Artificial Intelligence (AI) application company C3.ai (NYSE:IA) sold down 11.2% through 10:50 a.m. ET this morning after KeyBanc analyst Eric Heath lowered the stock’s rating from sector weight to underweight, i.e. preservation for sale.
According to Heath, C3 shares that closed near $40 last night are actually worth closer to $29.
Valuation is now the key to KeyBanc’s downgrade. As Heath points out, even adjusted for cash on hand, C3 stock costs a staggering 13.3 times annual sales, nearly twice the average valuation of its AI peers (7.3 times the sales).
Notably, Heath does not provide a price/earnings valuation for C3 stock, valuing the stock solely based on its sales. And the reason is that C3 has no income on which to value it. Worse, C3 not expected to become profitable anytime soonaccording to most analysts who follow the stock.

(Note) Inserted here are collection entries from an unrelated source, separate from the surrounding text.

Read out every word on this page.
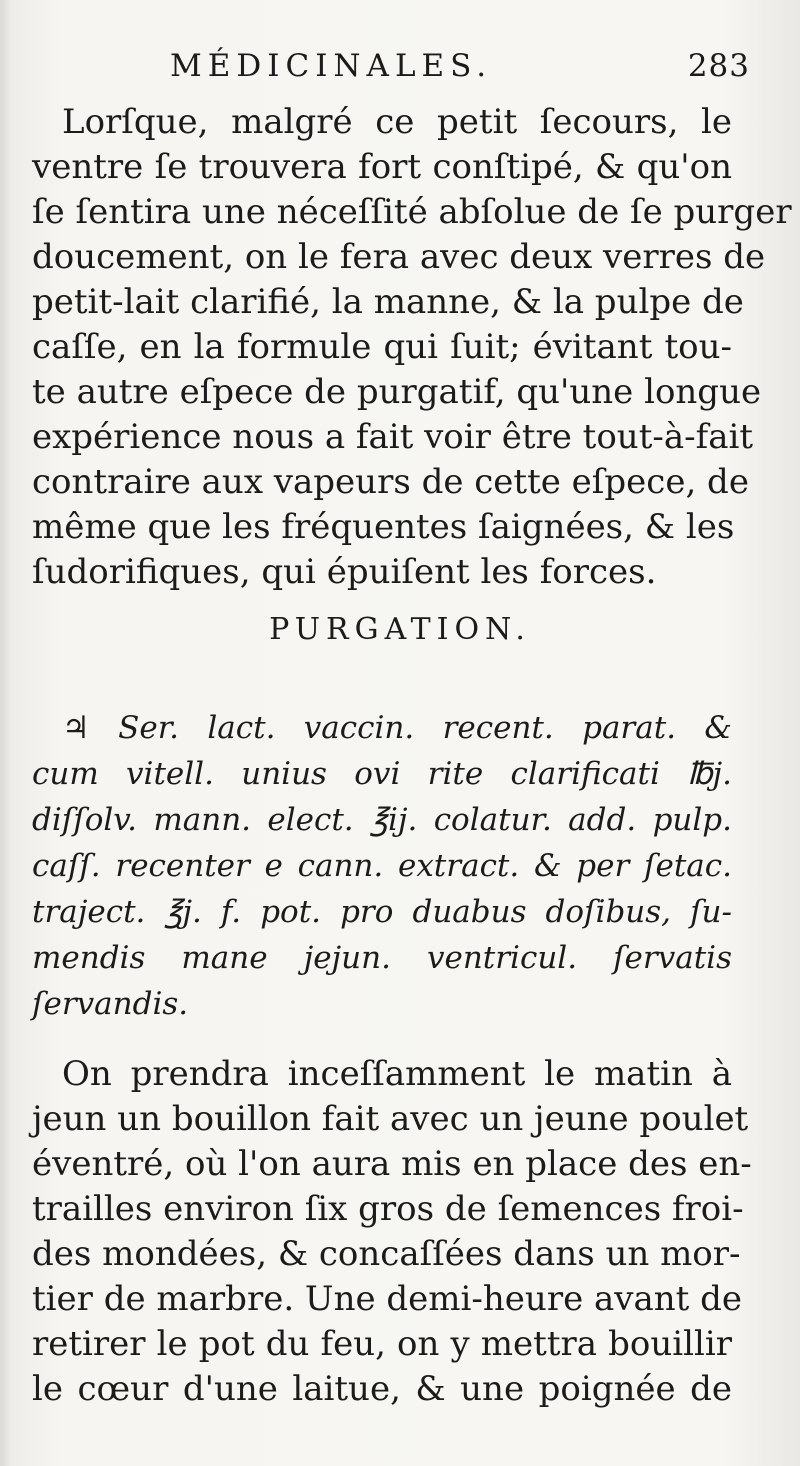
MÉDICINALES.	283
Lorſque, malgré ce petit ſecours, le
ventre ſe trouvera fort conſtipé, & qu'on
ſe ſentira une néceſſité abſolue de ſe purger
doucement, on le fera avec deux verres de
petit-lait clarifié, la manne, & la pulpe de
caſſe, en la formule qui ſuit; évitant tou-
te autre eſpece de purgatif, qu'une longue
expérience nous a fait voir être tout-à-fait
contraire aux vapeurs de cette eſpece, de
même que les fréquentes ſaignées, & les
ſudorifiques, qui épuiſent les forces.
PURGATION.
♃ Ser. lact. vaccin. recent. parat. &
cum vitell. unius ovi rite clarificati ℔j.
diſſolv. mann. elect. ℥ij. colatur. add. pulp.
caſſ. recenter e cann. extract. & per ſetac.
traject. ℥j. f. pot. pro duabus doſibus, ſu-
mendis mane jejun. ventricul. ſervatis
ſervandis.
On prendra inceſſamment le matin à
jeun un bouillon fait avec un jeune poulet
éventré, où l'on aura mis en place des en-
trailles environ ſix gros de ſemences froi-
des mondées, & concaſſées dans un mor-
tier de marbre. Une demi-heure avant de
retirer le pot du feu, on y mettra bouillir
le cœur d'une laitue, & une poignée de
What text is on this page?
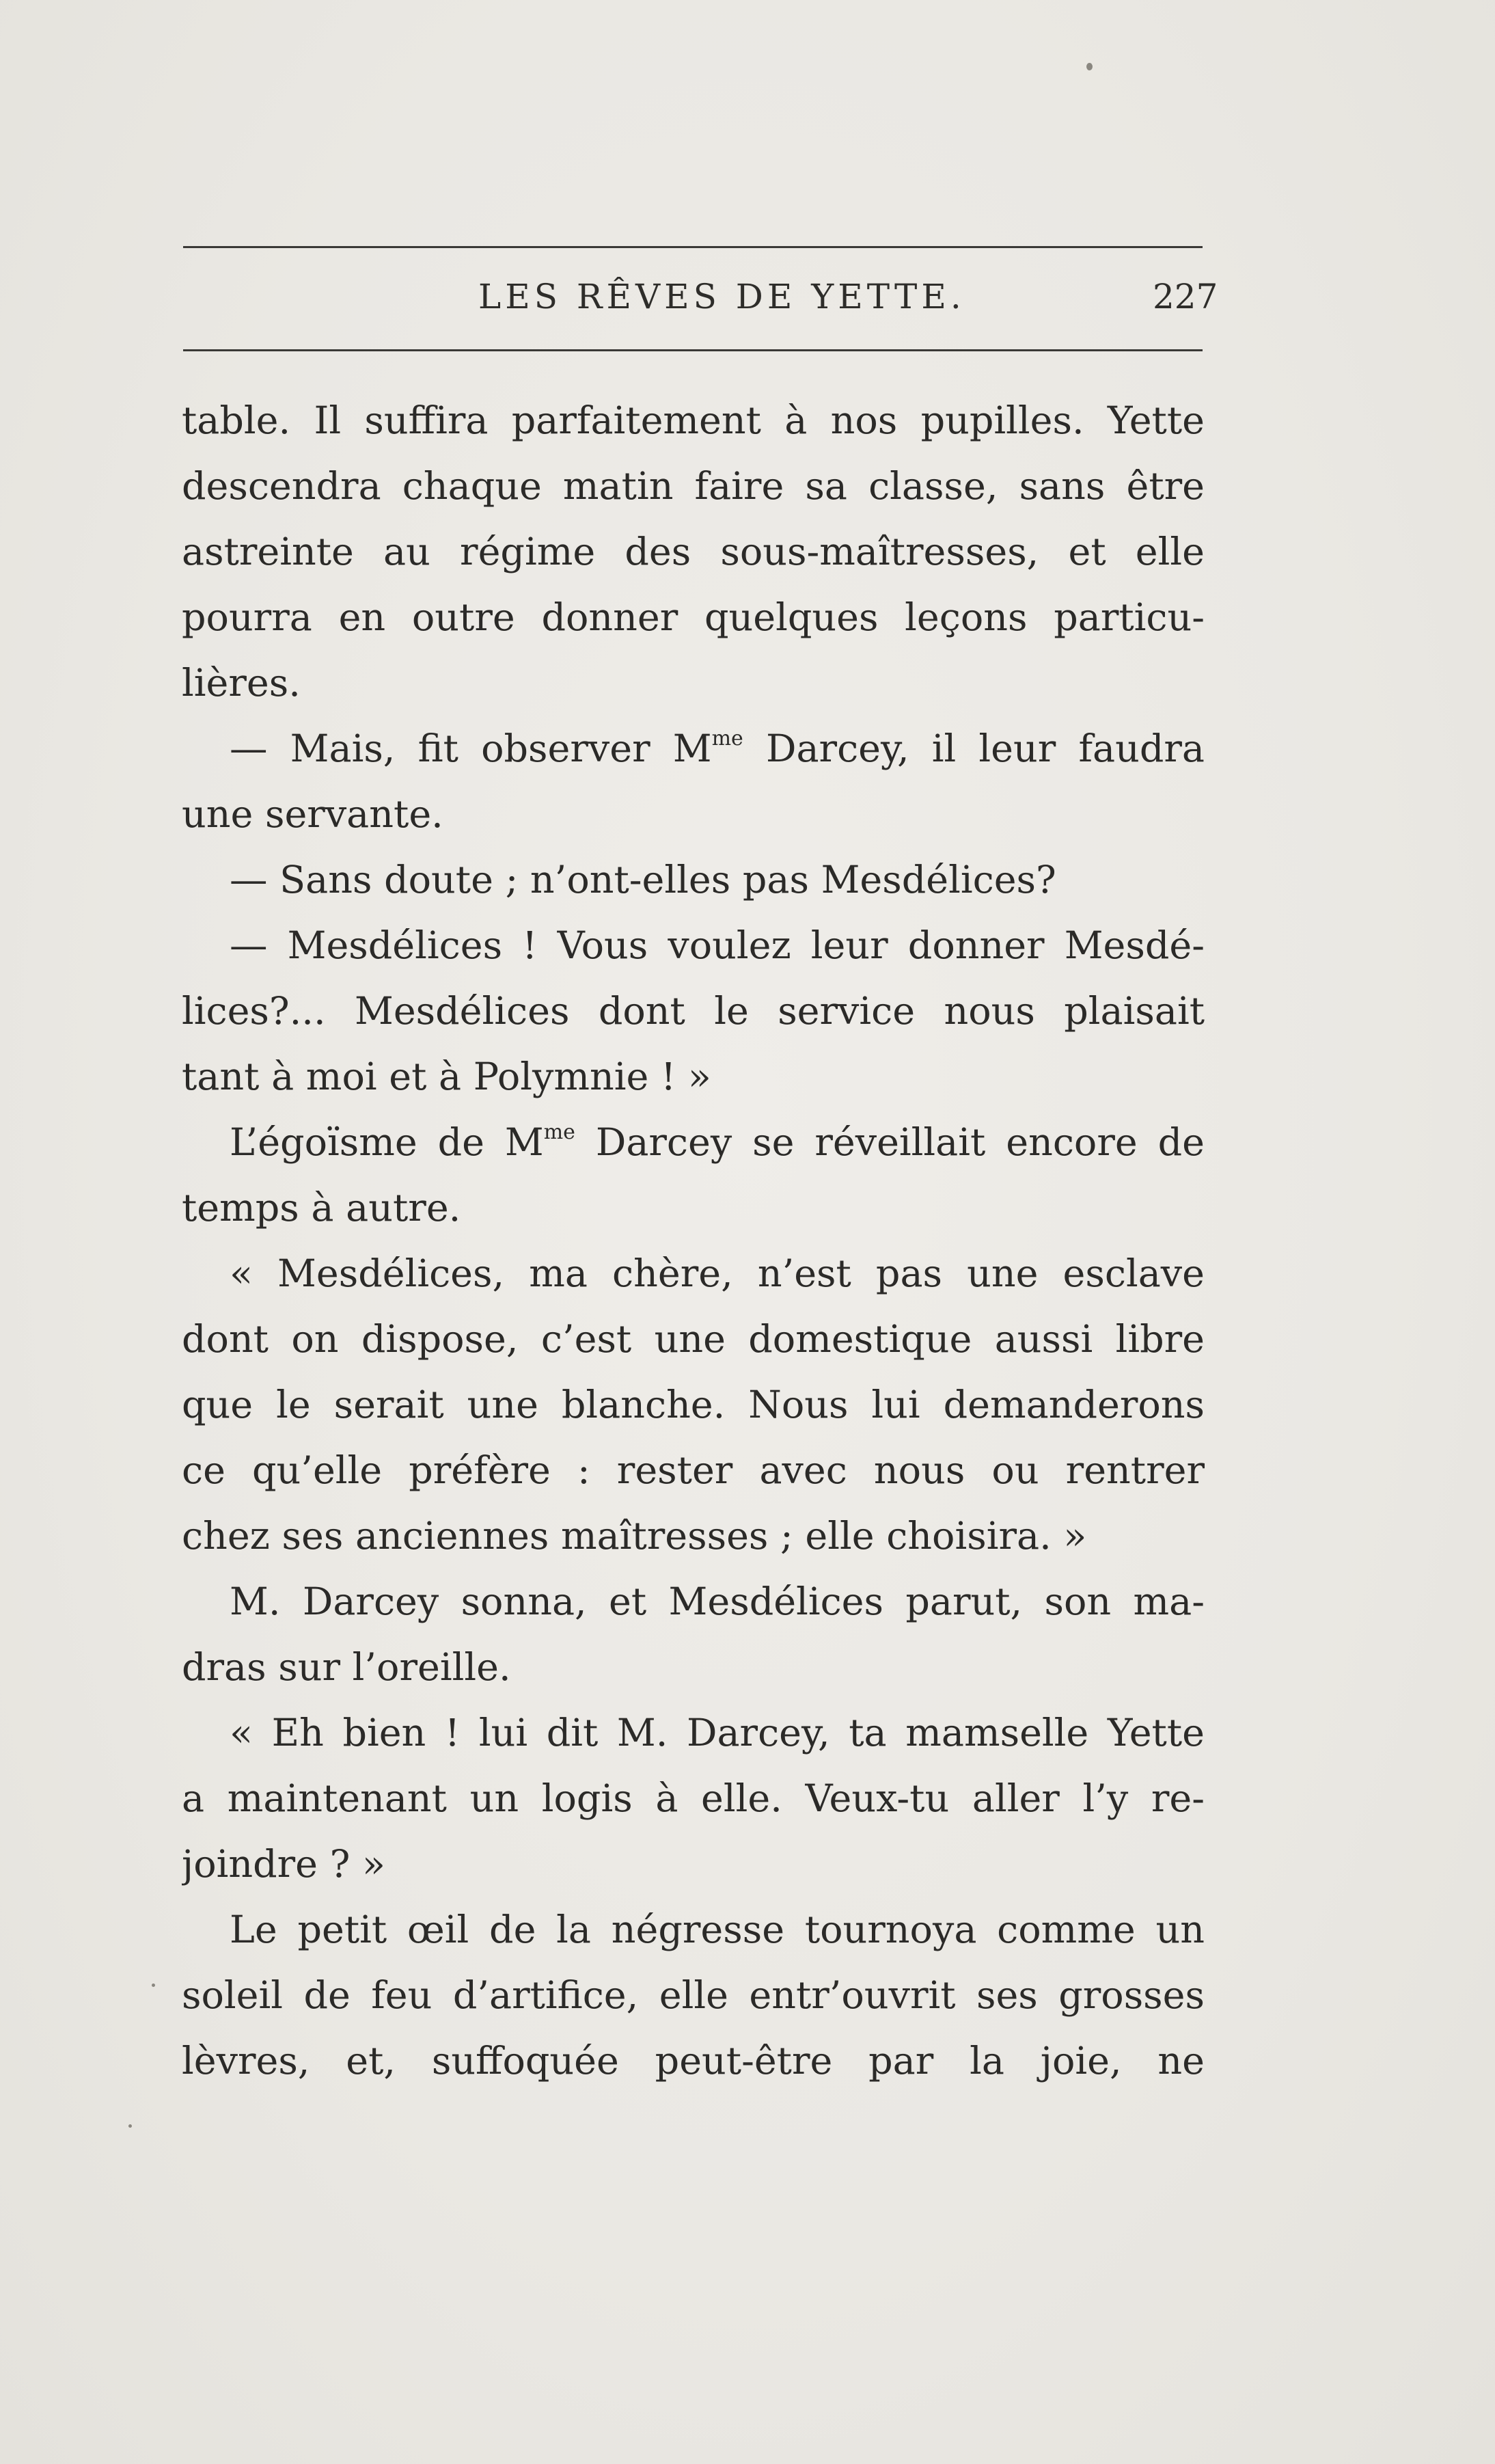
LES RÊVES DE YETTE.	227
table. Il suffira parfaitement à nos pupilles. Yette
descendra chaque matin faire sa classe, sans être
astreinte au régime des sous-maîtresses, et elle
pourra en outre donner quelques leçons particu-
lières.
— Mais, fit observer $M^{me}$ Darcey, il leur faudra
une servante.
— Sans doute ; n’ont-elles pas Mesdélices?
— Mesdélices ! Vous voulez leur donner Mesdé-
lices?... Mesdélices dont le service nous plaisait
tant à moi et à Polymnie ! »
L’égoïsme de $M^{me}$ Darcey se réveillait encore de
temps à autre.
« Mesdélices, ma chère, n’est pas une esclave
dont on dispose, c’est une domestique aussi libre
que le serait une blanche. Nous lui demanderons
ce qu’elle préfère : rester avec nous ou rentrer
chez ses anciennes maîtresses ; elle choisira. »
M. Darcey sonna, et Mesdélices parut, son ma-
dras sur l’oreille.
« Eh bien ! lui dit M. Darcey, ta mamselle Yette
a maintenant un logis à elle. Veux-tu aller l’y re-
joindre ? »
Le petit œil de la négresse tournoya comme un
soleil de feu d’artifice, elle entr’ouvrit ses grosses
lèvres, et, suffoquée peut-être par la joie, ne
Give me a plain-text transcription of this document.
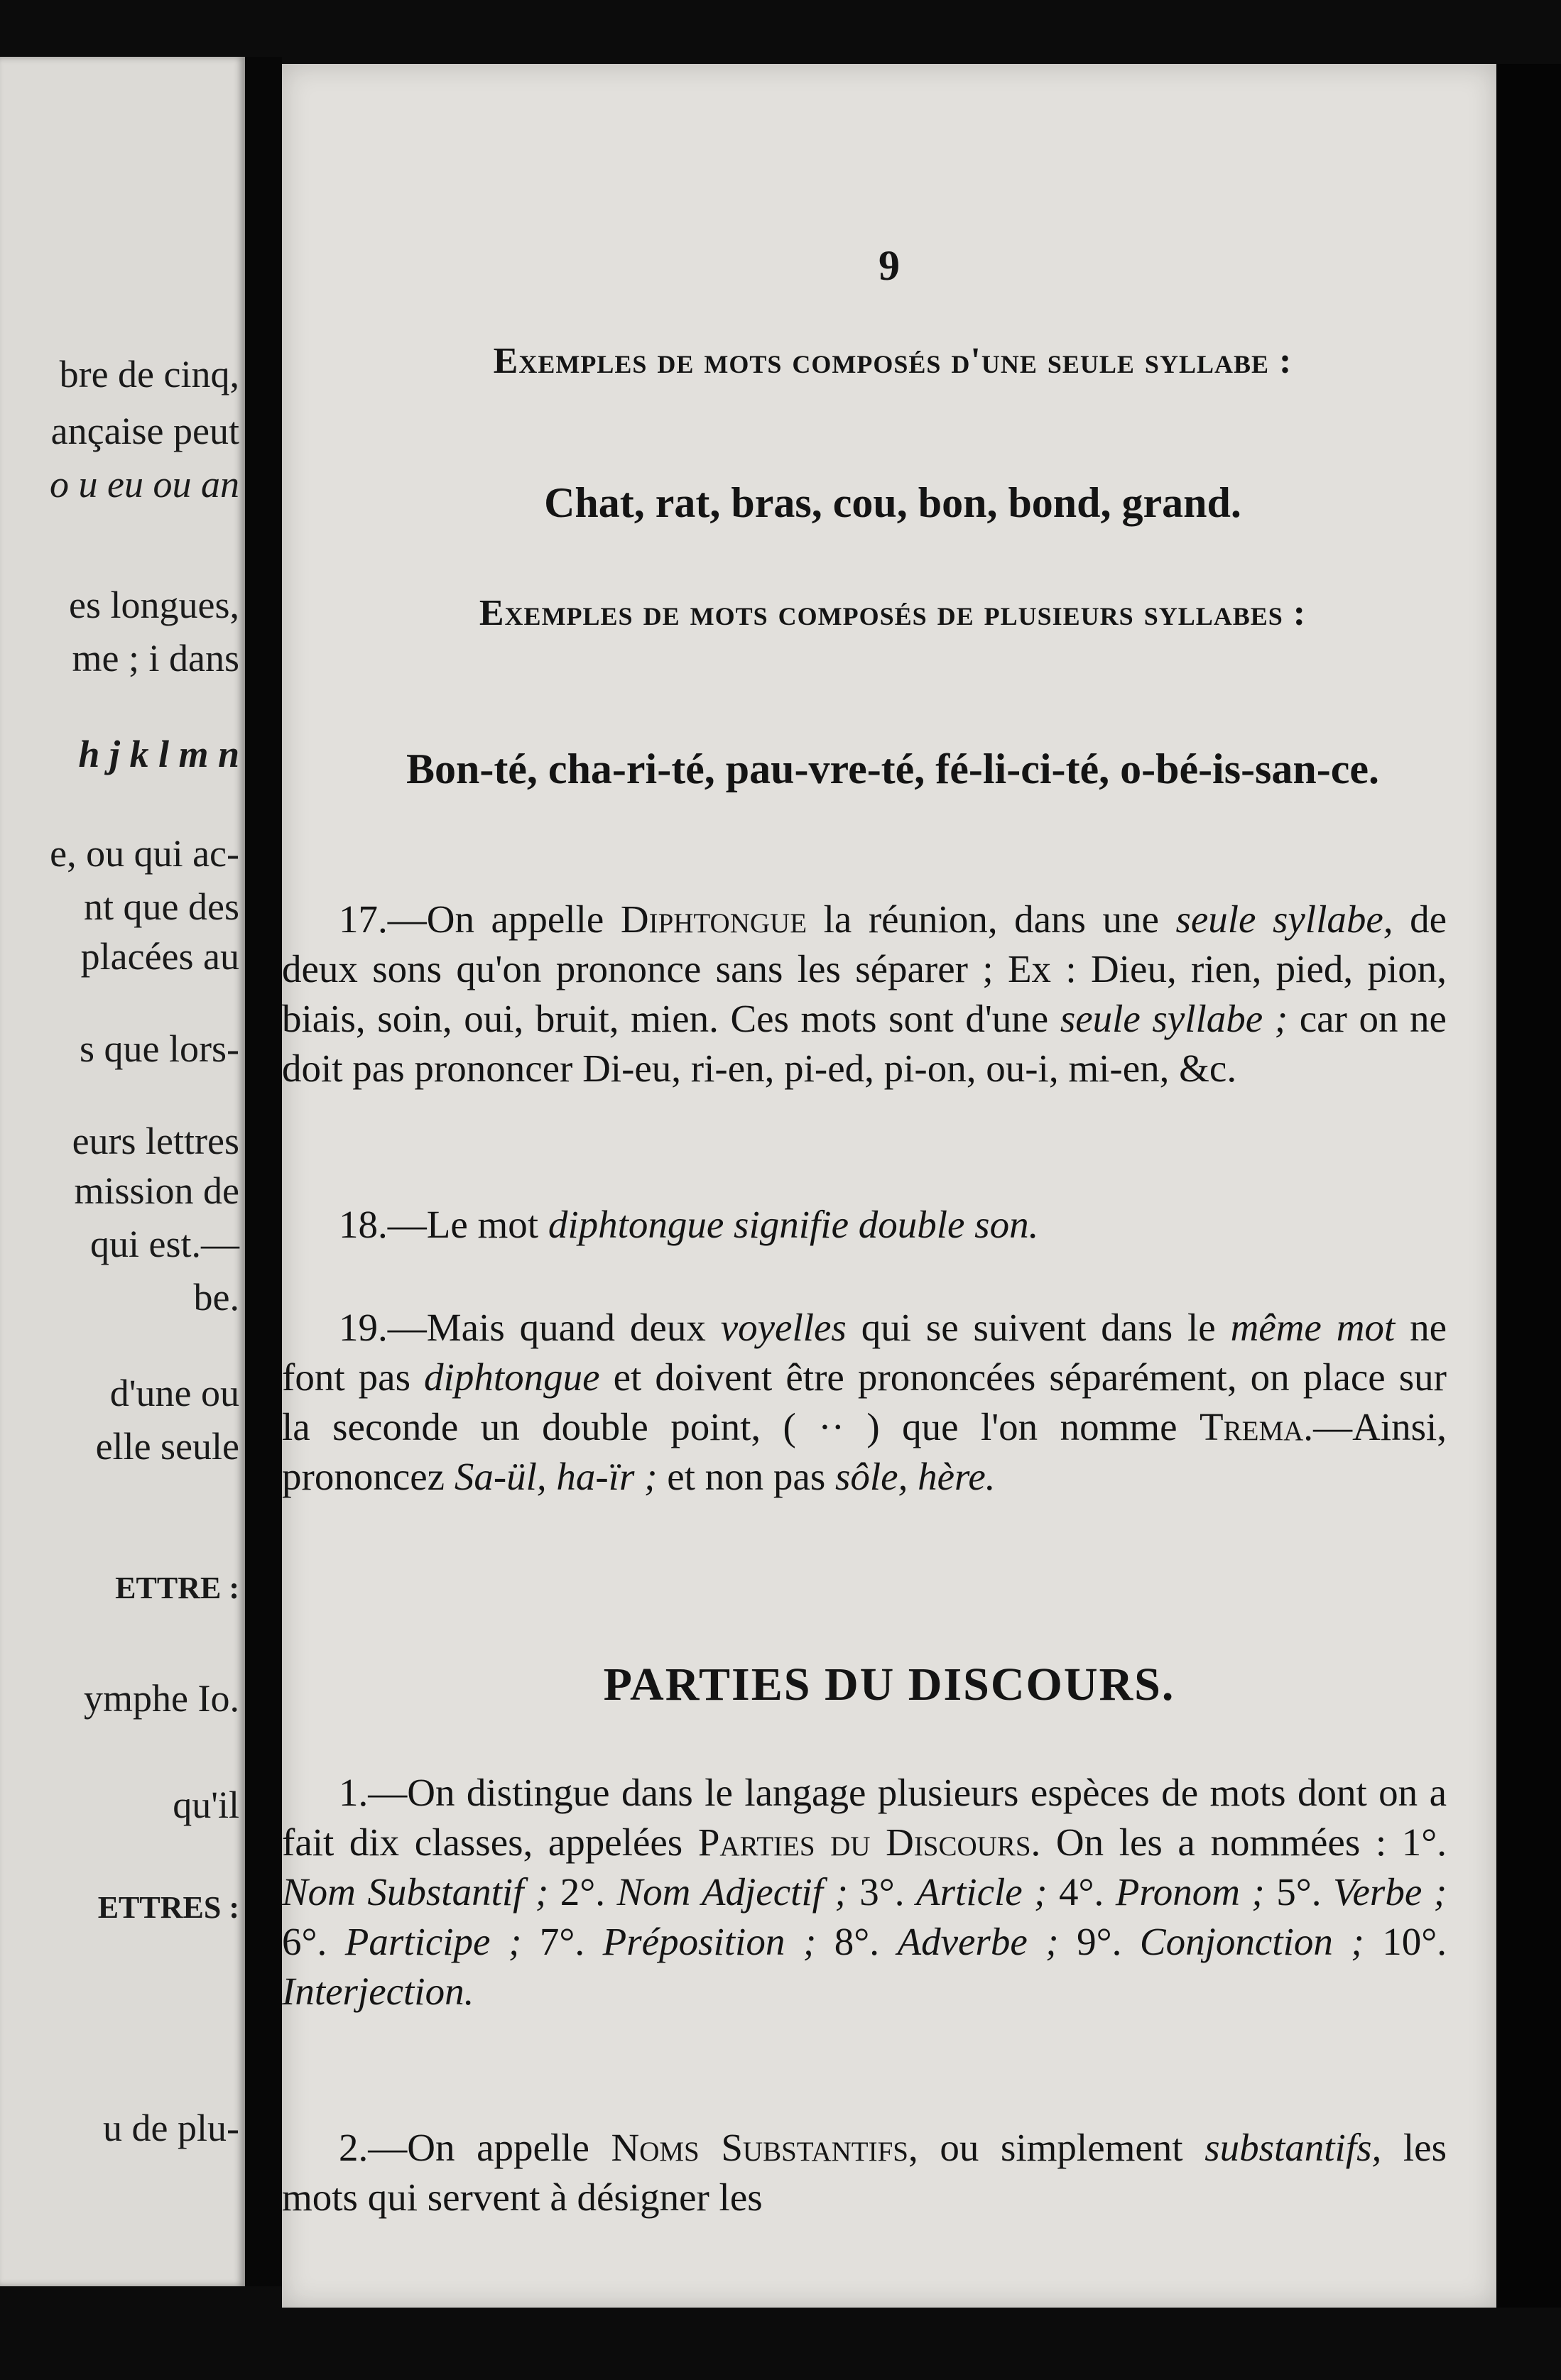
bre de cinq,
ançaise peut
o u eu ou an
es longues,
me ; i dans
h j k l m n
e, ou qui ac-
nt que des
placées au
s que lors-
eurs lettres
mission de
qui est.—
be.
d'une ou
elle seule
ETTRE :
ymphe Io.
qu'il
ETTRES :
u de plu-
9
Exemples de mots composés d'une seule syllabe :
Chat, rat, bras, cou, bon, bond, grand.
Exemples de mots composés de plusieurs syllabes :
Bon-té, cha-ri-té, pau-vre-té, fé-li-ci-té, o-bé-is-san-ce.
17.—On appelle Diphtongue la réunion, dans une seule syllabe, de deux sons qu'on prononce sans les séparer ; Ex : Dieu, rien, pied, pion, biais, soin, oui, bruit, mien. Ces mots sont d'une seule syllabe ; car on ne doit pas prononcer Di-eu, ri-en, pi-ed, pi-on, ou-i, mi-en, &c.
18.—Le mot diphtongue signifie double son.
19.—Mais quand deux voyelles qui se suivent dans le même mot ne font pas diphtongue et doivent être prononcées séparément, on place sur la seconde un double point, ( ·· ) que l'on nomme Trema.—Ainsi, prononcez Sa-ül, ha-ïr ; et non pas sôle, hère.
PARTIES DU DISCOURS.
1.—On distingue dans le langage plusieurs espèces de mots dont on a fait dix classes, appelées Parties du Discours. On les a nommées : 1°. Nom Substantif ; 2°. Nom Adjectif ; 3°. Article ; 4°. Pronom ; 5°. Verbe ; 6°. Participe ; 7°. Préposition ; 8°. Adverbe ; 9°. Conjonction ; 10°. Interjection.
2.—On appelle Noms Substantifs, ou simplement substantifs, les mots qui servent à désigner les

Valuation is not its only concern either. Heath also warns that consensus forecasts for C3 sales in fiscal years 2026 and 2027 “may be too high given that growth in subscription revenue excluding initial licensing has been moderate at -1% (y-o-y). the other) during (the second fiscal quarter). »
Translation: C3’s subscription revenue is falling, not growing, which seems suboptimal for a supposedly growing title. Combined with continued losses and fears that a recent contract expansion with Microsoft It may not be all it’s cracked up to be (concerns I share, by the way), KeyBanc just doesn’t think C3 stock is worth what investors are paying for it.
Between the company’s long history of losses and analyst forecasts predicting the same, as far back as analysts go, manufacturing forecast I suspect that investors selling C3 stock today are making the right choice: C3.ai stock is a sell.